I think I told you last night that if we get three inches of snow tonight here on the northern Cumberland Plateau, I’ll eat my hiking boots.
Well, now the National Weather Service has jumped on-board with that possibility. The NWS in Morristown has issued a winter weather advisory for the northern plateau, starting at midnight tonight and continuing through early Saturday afternoon.
Here’s a forecast graphic the National Weather Service published on its website this morning:
You all know me — I will be the first to tell you that I’m not a weather expert, don’t pretend to be and don’t want to be. Interesting weather is a hobby of mine and I try to be well-read on the subject but when it comes time to get serious about the weather, stick to the forecasts from the National Weather Service or your favorite TV weatherman.
But I have to say this: if Scott County receives 2-3 inches of snow tonight, I will be shocked.

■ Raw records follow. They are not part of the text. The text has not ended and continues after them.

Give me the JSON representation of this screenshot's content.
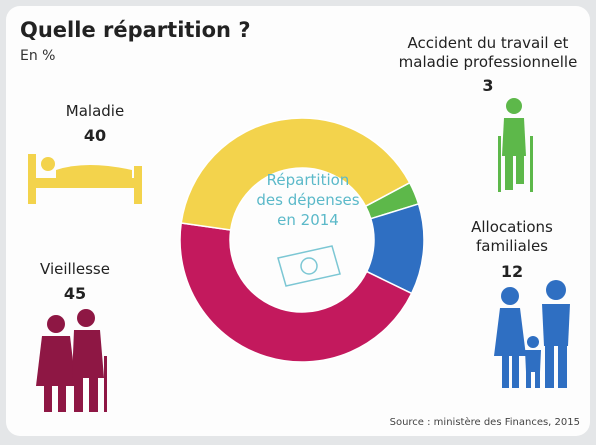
{
  "chart_data": {
    "type": "pie",
    "title": "Quelle répartition ?",
    "subtitle": "En %",
    "center_label": "Répartition des dépenses en 2014",
    "source": "Source : ministère des Finances, 2015",
    "categories": [
      "Accident du travail et maladie professionnelle",
      "Allocations familiales",
      "Vieillesse",
      "Maladie"
    ],
    "values": [
      3,
      12,
      45,
      40
    ],
    "colors": [
      "#5db84a",
      "#2f6fc2",
      "#c3195d",
      "#f3d34c"
    ]
  }
}
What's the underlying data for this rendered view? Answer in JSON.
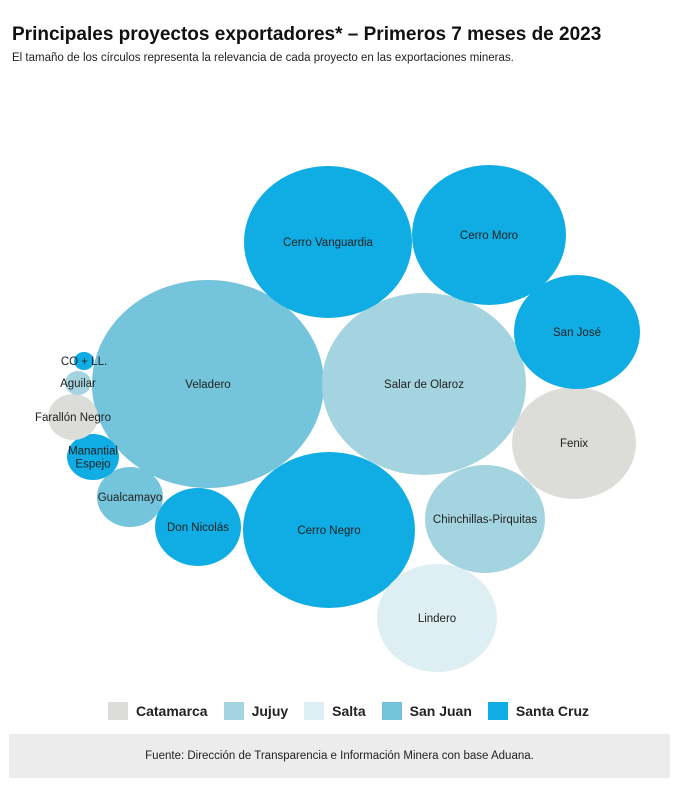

There will be fairly decent moisture associated with this system. Forecast soundings from the 0z run of the GFS show about 0.35 inches of precipitable water in the atmosphere through tomorrow morning. So this isn’t necessarily going to be like many winter systems that bring a light snow threat to this region, where moisture is becoming scarce as cold air grips the region. There will be a window of at least 7-8 hours where snow showers will have plenty of moisture to work with, and the snow could fall at a pretty good clip at times. The same forecast soundings show atmospheric freezing levels below 2,500 ft. by 7 p.m. this evening, with surface temperatures in the mid 30s. Theoretically, the rain-snow changeover could be close by that point, several hours earlier than the midnight time frame highlighted in many official forecasts. (Again: that’s data from just one model. Soundings from the NAM model have more of the lower level of the atmosphere above freezing at 7 p.m., with surface temperatures in the low 40s.)
But here’s why snowfall amounts will be skimpy along the northern plateau: ground temperatures. Remember, we’re still early in the season. We were well into the 70s on Monday and we were in the low 60s as recently as yesterday. Ground temperatures are warm. The temperature should fall below freezing late tonight, but not far; temperatures are expected to bottom out around 30 degrees or so. It would take some very high rates of snowfall to cause road conditions to deteriorate. It wouldn’t take as much snow to start creating some measurable accumulation on grassy and elevated surfaces, but snow will have a tough time accumulating under the lighter bands or showers of snow.
I think the forecast of the NWS in Nashville, which calls for a dusting of snow in Jamestown, is probably more reasonable. We could see up to an inch or so on the grass or on someone’s roof, but this is very unlikely to be anything major for areas outside the mountains, from where I’m standing.
Aside from the snow, the NWS has also lowered temperatures in its forecast to 37 for the high tomorrow and 29 for the low Sunday morning. That’s not surprising, given the numbers the models have been spitting out fairly consistently, and the forecast may go even lower as we head into tomorrow. The GFS model just continues to get colder on every run. The 0z run this morning showed a high of 36 on Saturday and a low of 23 Sunday morning. The 6z run a few hours later showed a high of 35 on Saturday and a low of 22 on Sunday morning. Remember, those are raw numbers from one (well, in this case, two) run of one model, and they’re likely a bit too cold. But even if you tack on a couple or three degrees, it looks like a hard freeze is in store for Sunday morning.
Given that, and the gusty winds (to 25 mph) that are expected for Saturday, the last of the fall foliage should disappear rapidly here on the northern plateau.